Acting Secretary of Homeland Security Elaine Duke recently met with foreign leaders in the United Kingdom and at a G7 meeting in Italy to advance collaborative efforts to fight terrorism.
Duke first traveled to London where she met with UK Home Secretary Amber Rudd and other top officials from the UK Home Office. The leaders agreed to engage with technology companies involved in digital fight against terrorism and to conduct joint threat assessments and briefings to assist non-governmental partners working to counter terrorist activities.
They also agreed to work to improve global aviation security through additional measures to detect explosive threats, defend against insider attacks, identify known or suspected terrorist travel and improve cargo security.
Duke then traveled to Ischia, Italy, for a G7 Interior Ministers’ Meeting. Discussions centered on information sharing, foreign fighters and terrorist recruitment and radicalization online.

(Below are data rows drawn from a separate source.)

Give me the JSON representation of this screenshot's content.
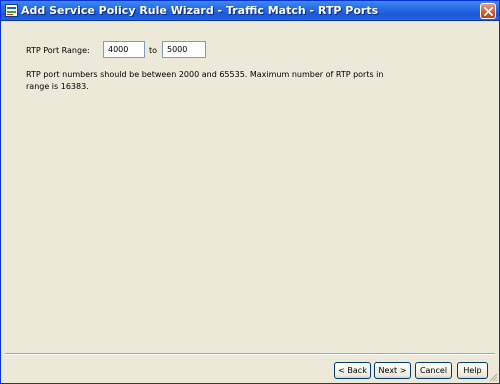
{
  "window": {
    "title": "Add Service Policy Rule Wizard - Traffic Match - RTP Ports"
  },
  "rtp": {
    "range_label": "RTP Port Range:",
    "start_value": "4000",
    "to_label": "to",
    "end_value": "5000",
    "info_text": "RTP port numbers should be between 2000 and 65535. Maximum number of RTP ports in range is 16383."
  },
  "buttons": {
    "back": "< Back",
    "next": "Next >",
    "cancel": "Cancel",
    "help": "Help"
  },
  "icons": {
    "app": "asdm-app-icon",
    "close": "close-icon"
  },
  "colors": {
    "titlebar": "#2a6ee8",
    "background": "#ece9d8",
    "close_button": "#d2582e"
  }
}
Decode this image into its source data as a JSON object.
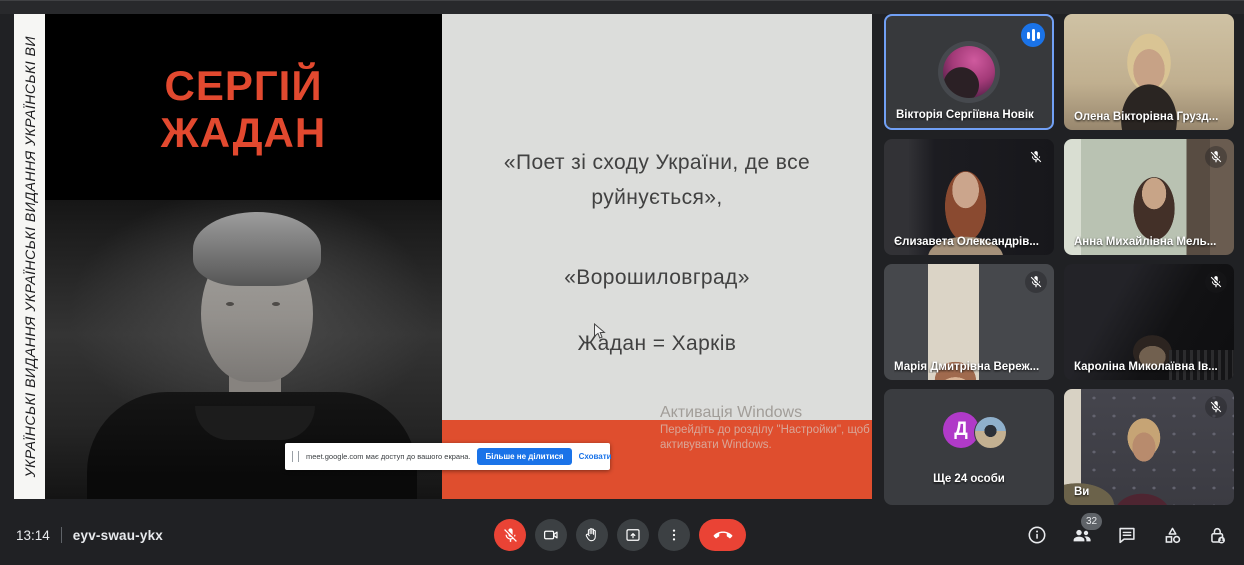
{
  "app": {
    "time": "13:14",
    "meeting_code": "eyv-swau-ykx",
    "participants_badge": "32"
  },
  "slide": {
    "side_text": "УКРАЇНСЬКІ ВИДАННЯ УКРАЇНСЬКІ ВИДАННЯ УКРАЇНСЬКІ ВИ",
    "title_line1": "СЕРГІЙ",
    "title_line2": "ЖАДАН",
    "quote1_line1": "«Поет зі сходу України, де все",
    "quote1_line2": "руйнується»,",
    "quote2": "«Ворошиловград»",
    "quote3": "Жадан = Харків",
    "accent_color": "#e2492f",
    "band_color": "#df4e2e"
  },
  "watermark": {
    "line1": "Активація Windows",
    "line2": "Перейдіть до розділу \"Настройки\", щоб",
    "line3": "активувати Windows."
  },
  "share_banner": {
    "message": "meet.google.com має доступ до вашого екрана.",
    "stop_sharing_label": "Більше не ділитися",
    "hide_label": "Сховати",
    "accent_color": "#1a73e8"
  },
  "participants": [
    {
      "name": "Вікторія Сергіївна Новік",
      "state": "speaking"
    },
    {
      "name": "Олена Вікторівна Грузд...",
      "state": "camera-on"
    },
    {
      "name": "Єлизавета Олександрів...",
      "state": "muted"
    },
    {
      "name": "Анна Михайлівна Мель...",
      "state": "muted"
    },
    {
      "name": "Марія Дмитрівна Вереж...",
      "state": "muted"
    },
    {
      "name": "Кароліна Миколаївна Ів...",
      "state": "muted"
    },
    {
      "name": "Ще 24 особи",
      "state": "overflow",
      "avatar_letter": "Д"
    },
    {
      "name": "Ви",
      "state": "muted"
    }
  ],
  "toolbar": {
    "controls": [
      "microphone-muted",
      "camera",
      "raise-hand",
      "present-screen",
      "more-options",
      "leave-call"
    ],
    "right_icons": [
      "info",
      "participants",
      "chat",
      "activities",
      "host-controls"
    ],
    "mute_color": "#ea4335"
  }
}
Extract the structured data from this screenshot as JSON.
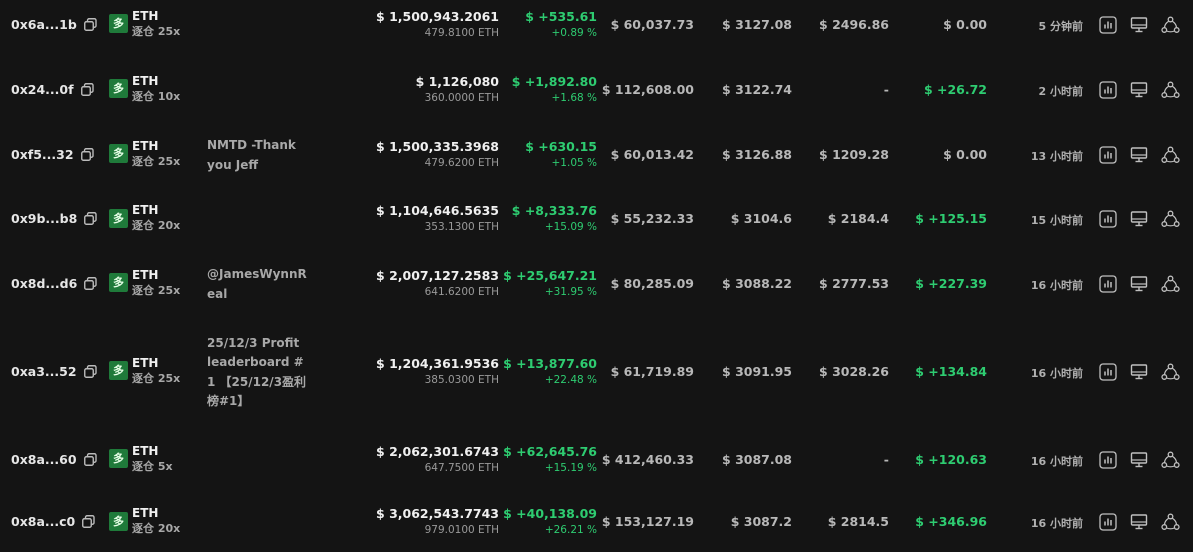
{
  "rows": [
    {
      "address": "0x6a...1b",
      "side_badge": "多",
      "coin": "ETH",
      "leverage": "逐仓 25x",
      "note": "",
      "value": "$ 1,500,943.2061",
      "size": "479.8100 ETH",
      "pnl": "$ +535.61",
      "pnl_pct": "+0.89 %",
      "margin": "$ 60,037.73",
      "entry_price": "$ 3127.08",
      "liq_price": "$ 2496.86",
      "funding": "$ 0.00",
      "funding_positive": false,
      "time": "5 分钟前"
    },
    {
      "address": "0x24...0f",
      "side_badge": "多",
      "coin": "ETH",
      "leverage": "逐仓 10x",
      "note": "",
      "value": "$ 1,126,080",
      "size": "360.0000 ETH",
      "pnl": "$ +1,892.80",
      "pnl_pct": "+1.68 %",
      "margin": "$ 112,608.00",
      "entry_price": "$ 3122.74",
      "liq_price": "-",
      "funding": "$ +26.72",
      "funding_positive": true,
      "time": "2 小时前"
    },
    {
      "address": "0xf5...32",
      "side_badge": "多",
      "coin": "ETH",
      "leverage": "逐仓 25x",
      "note": "NMTD -Thank you Jeff",
      "value": "$ 1,500,335.3968",
      "size": "479.6200 ETH",
      "pnl": "$ +630.15",
      "pnl_pct": "+1.05 %",
      "margin": "$ 60,013.42",
      "entry_price": "$ 3126.88",
      "liq_price": "$ 1209.28",
      "funding": "$ 0.00",
      "funding_positive": false,
      "time": "13 小时前"
    },
    {
      "address": "0x9b...b8",
      "side_badge": "多",
      "coin": "ETH",
      "leverage": "逐仓 20x",
      "note": "",
      "value": "$ 1,104,646.5635",
      "size": "353.1300 ETH",
      "pnl": "$ +8,333.76",
      "pnl_pct": "+15.09 %",
      "margin": "$ 55,232.33",
      "entry_price": "$ 3104.6",
      "liq_price": "$ 2184.4",
      "funding": "$ +125.15",
      "funding_positive": true,
      "time": "15 小时前"
    },
    {
      "address": "0x8d...d6",
      "side_badge": "多",
      "coin": "ETH",
      "leverage": "逐仓 25x",
      "note": "@JamesWynnReal",
      "value": "$ 2,007,127.2583",
      "size": "641.6200 ETH",
      "pnl": "$ +25,647.21",
      "pnl_pct": "+31.95 %",
      "margin": "$ 80,285.09",
      "entry_price": "$ 3088.22",
      "liq_price": "$ 2777.53",
      "funding": "$ +227.39",
      "funding_positive": true,
      "time": "16 小时前"
    },
    {
      "address": "0xa3...52",
      "side_badge": "多",
      "coin": "ETH",
      "leverage": "逐仓 25x",
      "note": "25/12/3 Profit leaderboard #1 【25/12/3盈利榜#1】",
      "value": "$ 1,204,361.9536",
      "size": "385.0300 ETH",
      "pnl": "$ +13,877.60",
      "pnl_pct": "+22.48 %",
      "margin": "$ 61,719.89",
      "entry_price": "$ 3091.95",
      "liq_price": "$ 3028.26",
      "funding": "$ +134.84",
      "funding_positive": true,
      "time": "16 小时前"
    },
    {
      "address": "0x8a...60",
      "side_badge": "多",
      "coin": "ETH",
      "leverage": "逐仓 5x",
      "note": "",
      "value": "$ 2,062,301.6743",
      "size": "647.7500 ETH",
      "pnl": "$ +62,645.76",
      "pnl_pct": "+15.19 %",
      "margin": "$ 412,460.33",
      "entry_price": "$ 3087.08",
      "liq_price": "-",
      "funding": "$ +120.63",
      "funding_positive": true,
      "time": "16 小时前"
    },
    {
      "address": "0x8a...c0",
      "side_badge": "多",
      "coin": "ETH",
      "leverage": "逐仓 20x",
      "note": "",
      "value": "$ 3,062,543.7743",
      "size": "979.0100 ETH",
      "pnl": "$ +40,138.09",
      "pnl_pct": "+26.21 %",
      "margin": "$ 153,127.19",
      "entry_price": "$ 3087.2",
      "liq_price": "$ 2814.5",
      "funding": "$ +346.96",
      "funding_positive": true,
      "time": "16 小时前"
    }
  ],
  "icons": {
    "copy": "copy-icon",
    "chart": "bar-chart-icon",
    "monitor": "monitor-icon",
    "share": "share-icon"
  },
  "colors": {
    "background": "#141414",
    "profit_green": "#2ecc71",
    "long_badge": "#1f7a3a"
  }
}
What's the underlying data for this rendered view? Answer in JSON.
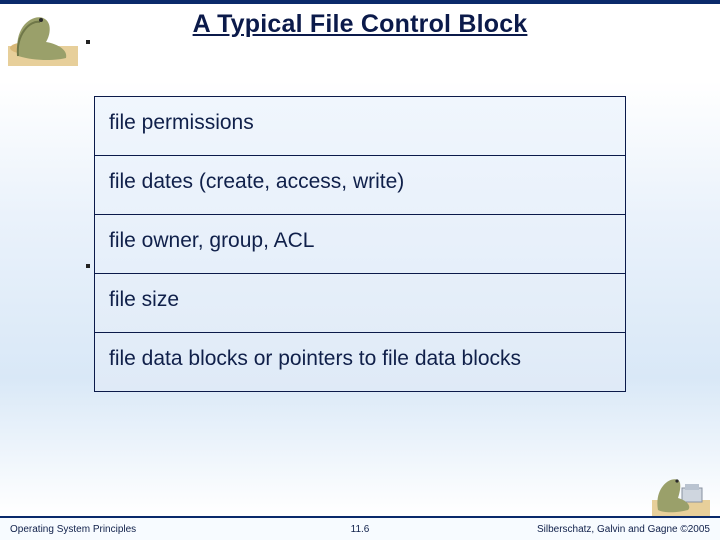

Representatives from top technology companies, including Facebook, Google, Microsoft, and Twitter, also participated in the meeting. They discussed with the representatives of the G7 nations their recently formed Global Internet Forum to Counter Terrorism (GIFCT), which seeks to counter terrorist activity on their platforms.
“Our enemies are moving at the speed of a tweet, so we have to counter them just as quickly…” Duke said. “While there is no doubt [they] are adapting, terrorist groups should know this: they are no match for the alliances you see here today. We will destroy their safe havens. We will break their networks. And we will expose their hateful ideology for what it really is.”